[sdiy] Additive Synthesis questions

David G. Dixon dixon at interchange.ubc.ca
Thu Apr 8 20:54:51 CEST 2010


> If I was going to make an analogue additive synthesizer, is there a simple
> way of building a sine wave oscillator with just a few parts that aren't
> some expensive special function chips?
> 
> What would be a good number of sine waves for analogue additive synthesis?
> 4, 7, as many as can be crammed on a panel?

First, bear in mind that I know NOTHING about this, but I'm also interested
in it (for later).  (Care to read on...?)

For generating lots of low-cost sine waves, why not simply filter square
waves?  The square waves can be generated in harmonic ratios off of a single
VCO with dividers, and then a dedicated filter (BP with some Q, perhaps?)
could be stuck on each square output.  As long as each filter tracks the
frequency of each input square wave, you should get a decent sine wave.

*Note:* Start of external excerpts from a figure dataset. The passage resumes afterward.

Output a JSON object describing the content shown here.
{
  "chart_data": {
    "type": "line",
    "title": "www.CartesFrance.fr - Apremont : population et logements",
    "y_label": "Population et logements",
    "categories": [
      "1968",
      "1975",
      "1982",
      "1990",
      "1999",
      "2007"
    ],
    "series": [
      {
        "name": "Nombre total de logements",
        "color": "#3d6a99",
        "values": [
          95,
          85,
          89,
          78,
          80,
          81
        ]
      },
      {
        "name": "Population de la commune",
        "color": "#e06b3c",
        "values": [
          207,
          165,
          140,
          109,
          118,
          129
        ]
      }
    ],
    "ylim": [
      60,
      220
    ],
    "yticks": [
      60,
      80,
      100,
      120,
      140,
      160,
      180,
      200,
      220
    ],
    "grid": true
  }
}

Otherwise, a single expo current source divided into many different triangle
cores which are then shaped into sines.  You could do each tricore/sine
shaper with an LM13700 (one for the integrator, one for the sine shaper), a
TL072 (ditto), one capacitor (for the integrator), two 2N3904s (for the
schmitt trigger), two trimmers (for the sine shaper), and about 14
resistors.  If you're clever, the whole thing could be mounted on a PCB
about 2" x 1", a collection of which could then be plugged into a master
control board with the expo converter and the routing transistors/resistors
on it.  Each sine board would cost less than $5.  However, getting the exact
frequency ratios might be a challenge (but perhaps this would be part of the
charm?).

I think that anything else (excluding digital) would be prohibitive in terms
of parts volume and board complexity, if not actual cost.